All early childhood services are required to promote children's health and safety and to regularly review their compliance with legal requirements.

Next ERO Review

When is ERO likely to review the service again?

The next ERO review of Carol White Family Centre will be in three years.

Dianne Moffitt

Deputy Chief Review Officer Northern (Acting)

16 July 2015

The Purpose of ERO Reports

The Education Review Office (ERO) is the government department that, as part of its work, reviews early childhood services throughout Aotearoa New Zealand. ERO’s reports provide information for parents and communities about each service’s strengths and next steps for development. ERO’s bicultural evaluation framework Ngā Pou Here is described in SECTION 3 of this report. Early childhood services are partners in the review process and are expected to make use of the review findings to enhance children's wellbeing and learning.

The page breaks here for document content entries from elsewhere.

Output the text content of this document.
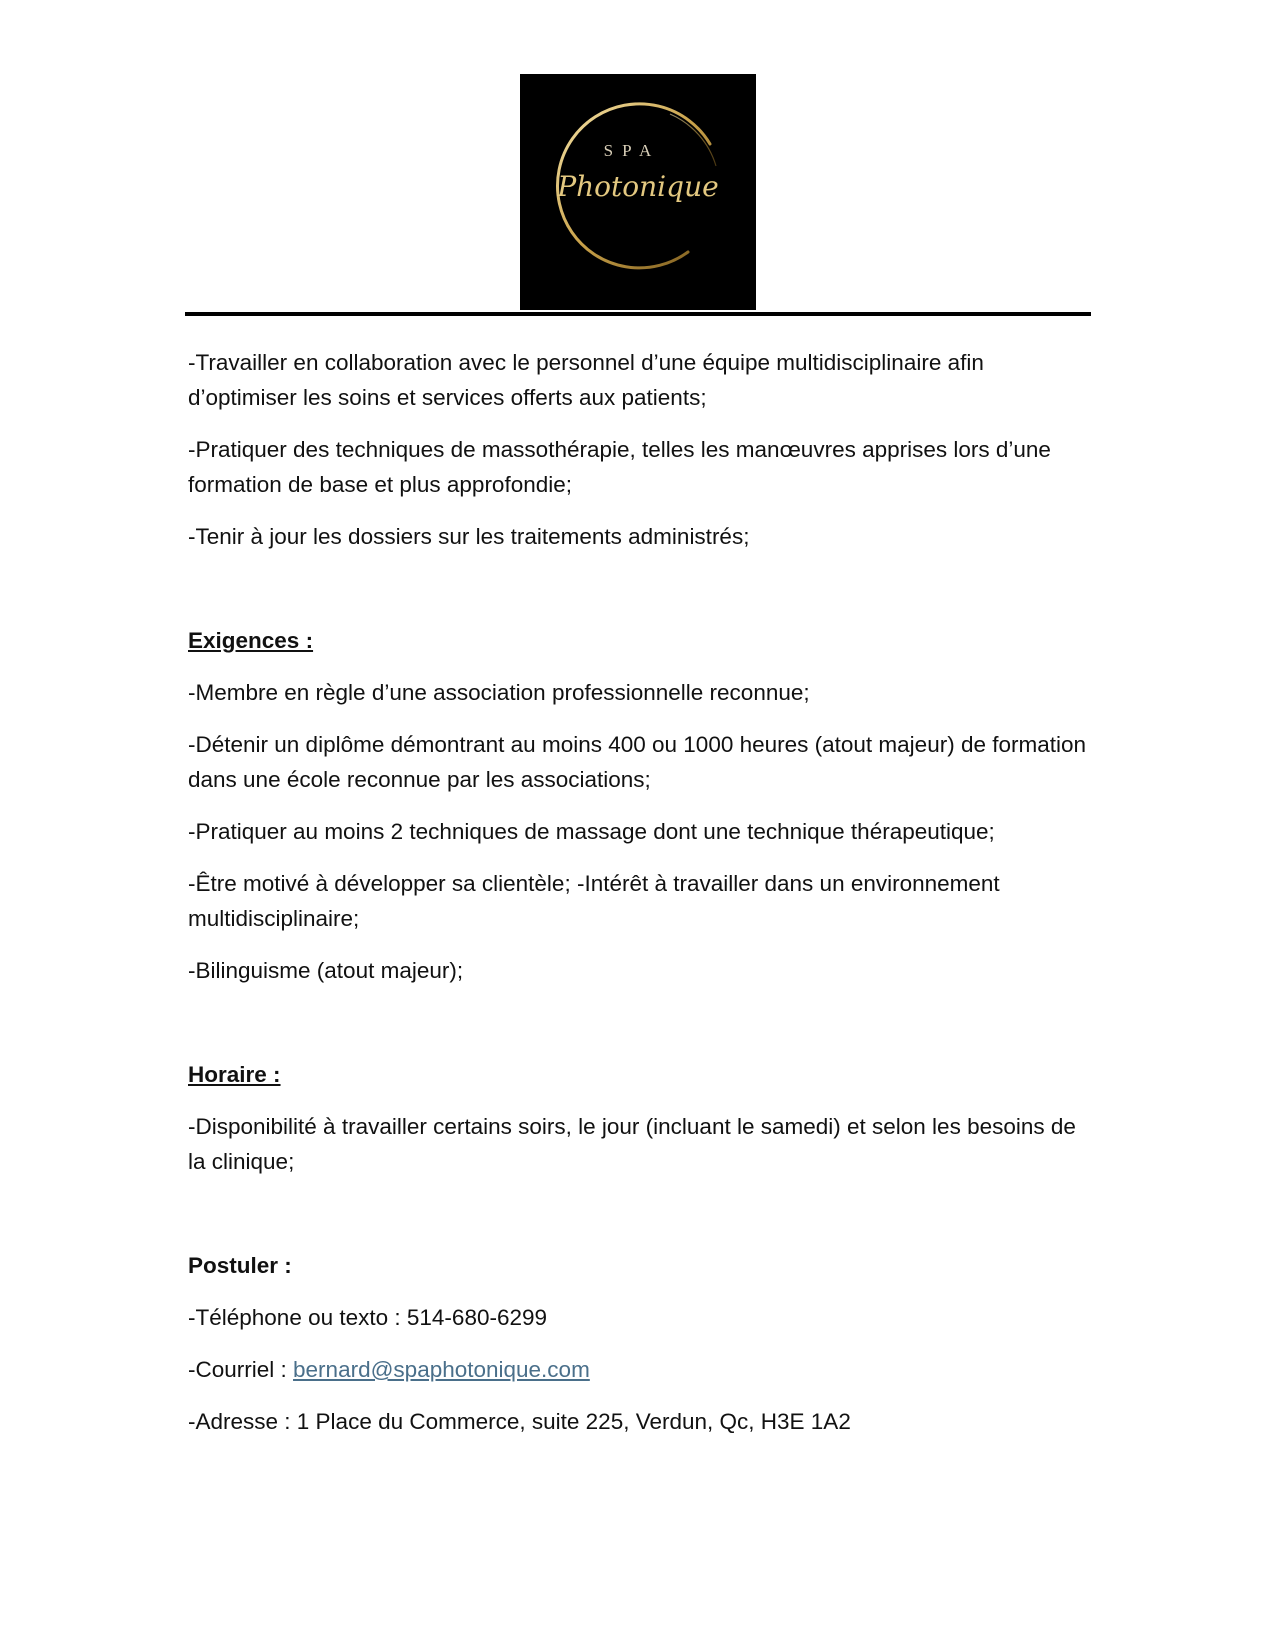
SPA
Photonique

-Travailler en collaboration avec le personnel d’une équipe multidisciplinaire afin d’optimiser les soins et services offerts aux patients;

-Pratiquer des techniques de massothérapie, telles les manœuvres apprises lors d’une formation de base et plus approfondie;

-Tenir à jour les dossiers sur les traitements administrés;

Exigences :

-Membre en règle d’une association professionnelle reconnue;

-Détenir un diplôme démontrant au moins 400 ou 1000 heures (atout majeur) de formation dans une école reconnue par les associations;

-Pratiquer au moins 2 techniques de massage dont une technique thérapeutique;

-Être motivé à développer sa clientèle; -Intérêt à travailler dans un environnement multidisciplinaire;

-Bilinguisme (atout majeur);

Horaire :

-Disponibilité à travailler certains soirs, le jour (incluant le samedi) et selon les besoins de la clinique;

Postuler :

-Téléphone ou texto : 514-680-6299

-Courriel : bernard@spaphotonique.com

-Adresse : 1 Place du Commerce, suite 225, Verdun, Qc, H3E 1A2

2 Information about the Early Childhood Service 

Location

Kohimarama, Auckland

Ministry of Education profile number

10364

Licence type

Education & Care Service

Licensed under

Education (Early Childhood Services) Regulations 2008

Number licensed for

41 children, including up to 12 aged under 2

Service roll

47

Gender composition

Girls 32

Boys 15

Ethnic composition

Afghani
Burmese
African
Japanese
Pakistani
Sri Lankan
others

21
13
3
3
2
2
3

Percentage of qualified teachers

0-49% 50-79% 80%

Based on funding rates

80%

Reported ratios of staff to children

Under 2

1:3

Better than minimum requirements

Over 2

1:7

Better than minimum requirements

Review team on site

April 2015

Date of this report

16 July 2015

Most recent ERO report(s)

 

Education Review

March 2012

Education Review

November 2008

Education Review

September 2005

3 General Information about Early Childhood Reviews

ERO’s Evaluation Framework

ERO’s overarching question for an early childhood education review is ‘How well placed is this service to promote positive learning outcomes for children?’ ERO focuses on the following factors as described in the bicultural framework Ngā Pou Here:

  • Pou Whakahaere – how the service determines its vision, philosophy and direction to ensure positive outcomes for children
  • Pou Ārahi – how leadership is enacted to enhance positive outcomes for children
  • Mātauranga – whose knowledge is valued and how the curriculum is designed to achieve positive outcomes for children
  • Tikanga whakaako – how approaches to teaching and learning respond to diversity and support positive outcomes for children.

Within these areas ERO considers the effectiveness of arotake – self review and of whanaungatanga – partnerships with parents and whānau.

ERO evaluates how well placed a service is to sustain good practice and make ongoing improvements for the benefit of all children at the service.

A focus for the government is that all children, especially priority learners, have an opportunity to benefit from quality early childhood education. ERO will report on how well each service promotes positive outcomes for all children, with a focus on children who are Māori, Pacific, have diverse needs, and are up to the age of two.

For more information about the framework and Ngā Pou Here refer to ERO’s Approach to Review in Early Childhood Services.

ERO’s Overall Judgement and Next Review

The overall judgement that ERO makes and the timing of the next review will depend on how well placed a service is to promote positive learning outcomes for children. The categories are:

  • Very well placed – The next ERO review in four years
  • Well placed – The next ERO review in three years
  • Requires further development – The next ERO review within two years
  • Not well placed - The next ERO review in consultation with the Ministry of Education

ERO has developed criteria for each category. These are available on ERO’s website.

Review Coverage

ERO reviews are tailored to each service’s context and performance, within the overarching review framework. The aim is to provide information on aspects that are central to positive outcomes for children and useful to the service.